EL PUENTE





Cuentan que aquel reino era muy rico y próspero. La gente vivía con más de lo que necesitaba, el lujo y el derroche era lo más común en los pueblos y ciudades de aquel lugar. Sus habitantes sólo vivían para trabajar y ganar más riquezas, para así tener más cosas que les hicieran alcanzar la felicidad, pero como nunca la alcanzaban, siempre estaban trabajando para ganar más riquezas.

Toda aquella prosperidad fue posible gracias a la inteligencia y el trabajo sin descanso, de día y de noche, de uno de los ministros del Rey, el más fiel de sus servidores. Su manera de organizar y dirigir la economía del reino hizo que este fuera el más rico de todos los reinos.

El Rey estaba muy satisfecho con él, y le apreciaba tanto, que lo quería como a uno de sus hijos. Entre otras muchas cosas, le había regalado uno de los más lujosos palacios donde vivir, y cualquier cosa que deseara, por costosa que fuera, la tenía al instante.

Pero una mañana el ministro del Rey se encontró cansado. Eran muchos los años  trabajando sin descanso, de día y de noche, hora tras hora. Levantó la cabeza para tomar un respiro, ¡su primer respiro en la vida! Miró a través de su ventana y vio el saliendo por el horizonte. Era la primera vez que se fijaba en una cosa tan sencilla.

Entonces, un rayo de aquella luz del amanecer le entró de repente por sus ojos, se paseó por sus oídos, le hizo cosquillas en la nariz, bajó hasta el corazón y de un chispazo se lo encendió iluminándolo por dentro. Hasta ahora su corazón había estado apagado, a oscuras, pero ahora, encendido por la luz de aquel misterioso rayo, el ministro vio claro por primera vez y se dio cuenta de que estaba vacío por dentro, no había el menor rastro de felicidad.

Su corazón estaba lleno de todo menos de eso. Riqueza, comodidad, prestigio, lujo, buena posición social no eran suficiente para llenarlo, así que decidió dejarlo todo y se marchó en secreto para buscar lo que le faltaba; si no lo hacía así no le dejarían marchar.
Dejó al Rey una nota escrita explicándoselo todo, pero el Rey cuando la leyó no entendió nada. Se entristeció mucho al saber que se había ido. Lo apreciaba tanto como a un hijo, así que mandó buscarlo.

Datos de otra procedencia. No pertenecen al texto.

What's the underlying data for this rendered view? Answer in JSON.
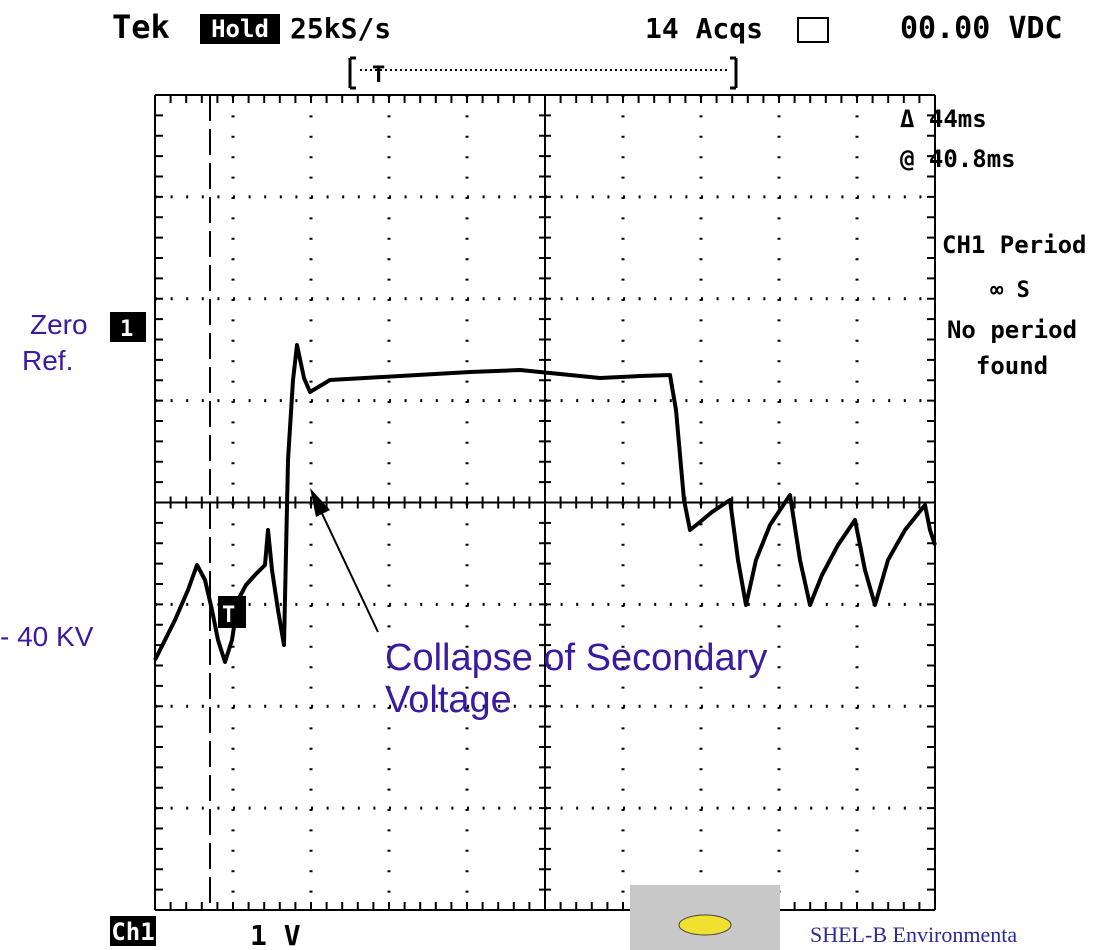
{
  "header": {
    "brand": "Tek",
    "mode": "Hold",
    "sample_rate": "25kS/s",
    "acquisitions": "14 Acqs",
    "readout": "00.00 VDC"
  },
  "markers": {
    "trigger_position": "T",
    "channel_ground": "1",
    "trigger_level": "T"
  },
  "cursor": {
    "delta": "Δ 44ms",
    "at": "@ 40.8ms"
  },
  "measurement": {
    "label": "CH1 Period",
    "value": "∞ S",
    "status": [
      "No period",
      "found"
    ]
  },
  "annotations": {
    "zero_ref": [
      "Zero",
      "Ref."
    ],
    "level": "- 40 KV",
    "callout": [
      "Collapse of Secondary",
      "Voltage"
    ]
  },
  "footer": {
    "channel": "Ch1",
    "scale": "1 V",
    "credit": "SHEL-B Environmenta"
  }
}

El tiempo pasaba y nadie daba con su paradero. El Rey prometió una recompensa millonaria para aquél que supiera donde estaba. Pasó un año hasta que el Rey tuvo noticias de su querido ministro. Le informaron que estaba bien y que era muy feliz, a pesar de vivir en una humilde y sencilla cabaña en la montaña, cerca de la única aldea del Reino donde las gentes vivían sencilla y fraternalmente sin tener más de lo que necesitaban para vivir.

El Rey se llenó de alegría, mandó que prepararan su carruaje y se puso en marcha para ir a por él personalmente. Tardó tres días y tres noches en llegar al lugar donde estaba.
El ministro, al oír llegar la carroza real y todo su séquito, salió a su encuentro lleno de alegría. Después de un intenso abrazo, el Rey le pidió que volviera a su lado como Consejero del Reino, y le prometió más descanso en su trabajo.

El ministro accedió a la petición del Rey, cosa que llenó de entusiasmo al monarca. Pero le puso una pequeña condición; sólo si la cumplía, volvería con él a ocupar el puesto de Consejero. La condición era muy sencilla: que el Rey tomara una taza de café en su humilde cabaña.

El Rey accedió sin dudar y le dio su palabra, y el ministro, muy contento, le condujo hasta su cabaña. Para llegar a ella había que atravesar un puente colgante muy frágil sobre un gran precipicio. La ligera brisa del amanecer hacía que este puente se meciera de un lado a otro con suavidad.

El ministro lo cruzó alegremente hasta la otra parte, pero el Rey tuvo miedo y se detuvo, pesaba demasiado y temía por su vida, el puente colgante no resistiría su peso.

El ministro, desde la otra orilla, le dijo que Se desprendiera de su pesado abrigo de piel, de su corona de oro macizo, de sus pesados collares de piedras preciosas, de sus anillos reales, de su espada y de la bolsa con su dinero, así sería ligero como un pájaro y podría cruzar el puente que les separaba.

Pero el Rey se negó en rotundo a desprenderse de todo lo que llevaba encima y arriesgar la vida en esa locura.

      Ante esto, el ministro le dijo:                                                                                                                         
-    - Entonces majestad, regresad a vuestro mundo, y a mí dejadme en el mío.

Y el Rey se marchó entristecido con todo su peso intacto, y el ministro se le quedó mirando mientras el sol del amanecer inundaba todos los rincones con sus rayos.